Wang Yanjun, the magazine's deputy editor in chief, told VOA on Monday that he believed orders to purge the editorial staff had not come from the Communist Party leadership, but from the “middle,” which he described as the party’s department of propaganda.

“The party’s propaganda department is an old rival," he said. "Back in 2005, they ordered us to halt the distribution of one already-printed issue, because they didn’t approve the contents. Now they have struck again, assuming this is what the top [Communist Party] leadership wanted.”

Analysts, however, said recent events aligned closely with Xi's increasingly restrictive media policies and prior calls for local publications to serve the ruling Communist Party’s interests.
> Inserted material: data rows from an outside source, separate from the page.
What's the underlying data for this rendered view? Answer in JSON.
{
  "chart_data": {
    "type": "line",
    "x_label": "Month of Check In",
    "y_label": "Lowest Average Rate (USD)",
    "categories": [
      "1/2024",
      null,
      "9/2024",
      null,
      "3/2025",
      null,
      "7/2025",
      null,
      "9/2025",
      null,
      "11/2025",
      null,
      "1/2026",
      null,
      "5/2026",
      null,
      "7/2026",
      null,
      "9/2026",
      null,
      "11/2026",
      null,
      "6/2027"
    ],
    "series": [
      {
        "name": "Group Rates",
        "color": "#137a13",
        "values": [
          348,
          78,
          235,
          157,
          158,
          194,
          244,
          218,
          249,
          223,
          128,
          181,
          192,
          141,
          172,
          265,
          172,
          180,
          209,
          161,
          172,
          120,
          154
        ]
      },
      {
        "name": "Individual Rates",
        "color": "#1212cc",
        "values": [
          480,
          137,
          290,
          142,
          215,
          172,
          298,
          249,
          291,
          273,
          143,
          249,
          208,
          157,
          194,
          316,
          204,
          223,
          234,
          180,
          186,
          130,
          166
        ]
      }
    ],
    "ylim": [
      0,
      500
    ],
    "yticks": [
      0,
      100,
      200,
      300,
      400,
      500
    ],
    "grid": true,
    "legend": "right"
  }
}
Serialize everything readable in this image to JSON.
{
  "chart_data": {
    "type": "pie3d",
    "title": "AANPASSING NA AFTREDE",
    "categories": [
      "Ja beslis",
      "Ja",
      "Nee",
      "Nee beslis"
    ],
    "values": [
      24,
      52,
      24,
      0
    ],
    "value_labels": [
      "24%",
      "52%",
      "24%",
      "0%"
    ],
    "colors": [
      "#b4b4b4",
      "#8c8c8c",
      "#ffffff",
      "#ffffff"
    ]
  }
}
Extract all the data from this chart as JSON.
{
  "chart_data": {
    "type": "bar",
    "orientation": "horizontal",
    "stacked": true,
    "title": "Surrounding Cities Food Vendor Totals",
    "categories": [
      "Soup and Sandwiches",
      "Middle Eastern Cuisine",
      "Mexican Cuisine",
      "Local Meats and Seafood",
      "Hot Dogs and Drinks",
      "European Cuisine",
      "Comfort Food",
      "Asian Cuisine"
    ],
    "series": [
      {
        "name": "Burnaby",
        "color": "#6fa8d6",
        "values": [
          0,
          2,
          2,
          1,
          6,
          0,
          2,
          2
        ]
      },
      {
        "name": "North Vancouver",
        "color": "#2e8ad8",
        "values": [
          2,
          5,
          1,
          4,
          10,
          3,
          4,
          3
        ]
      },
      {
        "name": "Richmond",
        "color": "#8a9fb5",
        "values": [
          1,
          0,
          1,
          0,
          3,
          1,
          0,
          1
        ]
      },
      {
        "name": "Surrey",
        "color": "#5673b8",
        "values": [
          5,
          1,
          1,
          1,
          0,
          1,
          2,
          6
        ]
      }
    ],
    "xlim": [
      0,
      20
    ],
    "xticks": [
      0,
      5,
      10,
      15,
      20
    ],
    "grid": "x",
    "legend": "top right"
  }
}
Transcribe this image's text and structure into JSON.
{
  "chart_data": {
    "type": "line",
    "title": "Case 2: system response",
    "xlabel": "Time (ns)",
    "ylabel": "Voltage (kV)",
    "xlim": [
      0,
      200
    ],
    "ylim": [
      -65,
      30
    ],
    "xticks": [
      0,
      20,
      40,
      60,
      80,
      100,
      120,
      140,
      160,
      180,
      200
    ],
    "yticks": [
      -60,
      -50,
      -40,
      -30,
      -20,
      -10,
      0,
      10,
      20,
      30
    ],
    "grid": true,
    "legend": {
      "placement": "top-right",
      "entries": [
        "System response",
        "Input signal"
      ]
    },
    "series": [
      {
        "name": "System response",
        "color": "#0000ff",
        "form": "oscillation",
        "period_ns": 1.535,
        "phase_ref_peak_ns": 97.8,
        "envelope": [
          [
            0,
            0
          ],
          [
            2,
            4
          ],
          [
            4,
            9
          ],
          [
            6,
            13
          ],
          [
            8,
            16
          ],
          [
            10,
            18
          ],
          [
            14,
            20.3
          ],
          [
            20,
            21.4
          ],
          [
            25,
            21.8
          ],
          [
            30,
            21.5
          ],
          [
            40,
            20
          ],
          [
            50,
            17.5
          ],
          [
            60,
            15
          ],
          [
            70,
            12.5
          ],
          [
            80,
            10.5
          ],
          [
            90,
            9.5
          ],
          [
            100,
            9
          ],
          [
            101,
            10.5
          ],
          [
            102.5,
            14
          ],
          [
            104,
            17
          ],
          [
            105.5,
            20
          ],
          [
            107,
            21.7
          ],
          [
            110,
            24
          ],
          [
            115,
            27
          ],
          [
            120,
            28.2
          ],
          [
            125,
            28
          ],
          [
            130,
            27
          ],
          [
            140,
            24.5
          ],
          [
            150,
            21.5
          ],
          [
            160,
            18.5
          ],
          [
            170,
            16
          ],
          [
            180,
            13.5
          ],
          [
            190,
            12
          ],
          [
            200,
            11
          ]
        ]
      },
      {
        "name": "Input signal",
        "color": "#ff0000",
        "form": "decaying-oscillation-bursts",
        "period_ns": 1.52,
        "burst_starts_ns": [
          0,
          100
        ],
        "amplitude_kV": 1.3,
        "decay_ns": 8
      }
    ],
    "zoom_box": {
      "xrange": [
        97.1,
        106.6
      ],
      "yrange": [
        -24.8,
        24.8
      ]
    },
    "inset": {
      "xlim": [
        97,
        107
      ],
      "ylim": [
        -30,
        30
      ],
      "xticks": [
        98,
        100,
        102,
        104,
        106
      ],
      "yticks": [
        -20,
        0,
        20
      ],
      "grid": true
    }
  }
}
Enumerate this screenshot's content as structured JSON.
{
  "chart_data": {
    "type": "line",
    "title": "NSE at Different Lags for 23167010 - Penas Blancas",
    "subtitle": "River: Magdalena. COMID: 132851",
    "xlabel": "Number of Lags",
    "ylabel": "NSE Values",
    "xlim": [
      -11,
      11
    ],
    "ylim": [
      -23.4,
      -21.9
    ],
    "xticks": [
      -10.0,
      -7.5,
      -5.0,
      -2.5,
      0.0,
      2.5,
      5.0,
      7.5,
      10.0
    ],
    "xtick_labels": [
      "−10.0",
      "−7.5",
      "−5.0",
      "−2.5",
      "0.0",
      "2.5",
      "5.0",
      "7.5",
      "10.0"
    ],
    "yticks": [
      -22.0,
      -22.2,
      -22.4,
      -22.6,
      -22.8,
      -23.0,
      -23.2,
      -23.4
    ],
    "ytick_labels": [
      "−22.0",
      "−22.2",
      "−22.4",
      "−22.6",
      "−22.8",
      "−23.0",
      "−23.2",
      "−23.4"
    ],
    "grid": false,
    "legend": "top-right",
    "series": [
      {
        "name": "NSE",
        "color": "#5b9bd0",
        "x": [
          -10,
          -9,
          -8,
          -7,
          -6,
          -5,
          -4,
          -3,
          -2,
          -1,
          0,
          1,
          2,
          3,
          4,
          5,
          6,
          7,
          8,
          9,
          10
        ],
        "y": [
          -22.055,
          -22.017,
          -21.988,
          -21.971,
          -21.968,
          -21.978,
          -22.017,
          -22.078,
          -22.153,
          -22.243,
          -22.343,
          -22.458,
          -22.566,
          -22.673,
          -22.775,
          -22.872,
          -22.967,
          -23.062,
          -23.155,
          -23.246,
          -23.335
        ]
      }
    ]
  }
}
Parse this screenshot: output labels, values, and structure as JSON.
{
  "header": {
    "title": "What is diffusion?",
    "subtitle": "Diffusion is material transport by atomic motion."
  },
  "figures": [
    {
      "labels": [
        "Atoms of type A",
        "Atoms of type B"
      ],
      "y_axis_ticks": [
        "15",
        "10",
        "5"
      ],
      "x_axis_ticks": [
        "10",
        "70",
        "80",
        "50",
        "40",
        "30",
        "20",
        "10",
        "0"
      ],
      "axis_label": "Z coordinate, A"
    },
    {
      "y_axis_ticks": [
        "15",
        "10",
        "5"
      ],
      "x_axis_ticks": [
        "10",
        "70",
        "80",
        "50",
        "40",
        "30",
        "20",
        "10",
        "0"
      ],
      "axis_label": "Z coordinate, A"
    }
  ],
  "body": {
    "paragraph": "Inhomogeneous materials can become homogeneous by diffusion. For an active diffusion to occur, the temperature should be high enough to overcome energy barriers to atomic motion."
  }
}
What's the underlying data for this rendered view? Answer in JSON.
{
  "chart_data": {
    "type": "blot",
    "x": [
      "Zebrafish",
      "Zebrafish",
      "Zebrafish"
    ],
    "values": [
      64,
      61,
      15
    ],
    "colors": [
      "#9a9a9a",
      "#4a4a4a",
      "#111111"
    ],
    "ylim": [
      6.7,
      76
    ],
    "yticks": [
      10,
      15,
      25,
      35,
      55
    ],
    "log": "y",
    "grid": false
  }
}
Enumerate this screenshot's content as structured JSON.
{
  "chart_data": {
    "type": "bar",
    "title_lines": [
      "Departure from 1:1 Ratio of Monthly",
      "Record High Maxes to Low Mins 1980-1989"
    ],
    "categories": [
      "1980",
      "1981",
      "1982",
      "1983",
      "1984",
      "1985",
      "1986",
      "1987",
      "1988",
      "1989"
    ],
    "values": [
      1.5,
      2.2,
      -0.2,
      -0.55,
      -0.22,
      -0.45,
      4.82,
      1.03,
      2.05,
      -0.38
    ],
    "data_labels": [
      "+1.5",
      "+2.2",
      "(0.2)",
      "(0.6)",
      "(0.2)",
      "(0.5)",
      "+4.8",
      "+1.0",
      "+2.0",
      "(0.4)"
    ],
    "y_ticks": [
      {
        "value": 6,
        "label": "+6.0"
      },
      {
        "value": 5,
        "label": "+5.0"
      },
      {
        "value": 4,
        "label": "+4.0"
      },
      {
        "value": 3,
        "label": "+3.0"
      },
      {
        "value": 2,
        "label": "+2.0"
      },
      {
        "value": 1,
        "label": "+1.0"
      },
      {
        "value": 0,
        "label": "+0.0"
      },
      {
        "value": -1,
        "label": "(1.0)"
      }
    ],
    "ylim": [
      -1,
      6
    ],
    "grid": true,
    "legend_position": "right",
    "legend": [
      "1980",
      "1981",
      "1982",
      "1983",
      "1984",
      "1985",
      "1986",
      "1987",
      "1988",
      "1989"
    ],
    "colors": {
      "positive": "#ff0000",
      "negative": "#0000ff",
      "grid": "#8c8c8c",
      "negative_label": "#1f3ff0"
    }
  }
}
Representatives from Yanhuang Chunqiu's parent organization, the Arts Research Institute, did not answer repeated telephone calls seeking comments. China's publishing regulator, the State Administration of Press, Publication, Radio, Film and Television, also did not respond to requests for comment.

China's State Council Information Office, which oversees press communications for China's cabinet, did not immediately respond to emailed questions.

Communist Party leaders have tried to shutter the magazine 19 times in the past 25 years, one of its editors told Reuters, requesting anonymity because of the sensitive situation.

This report was produced in collaboration with VOA's Mandarin service. Hai Yan contributed reporting from Hong Kong.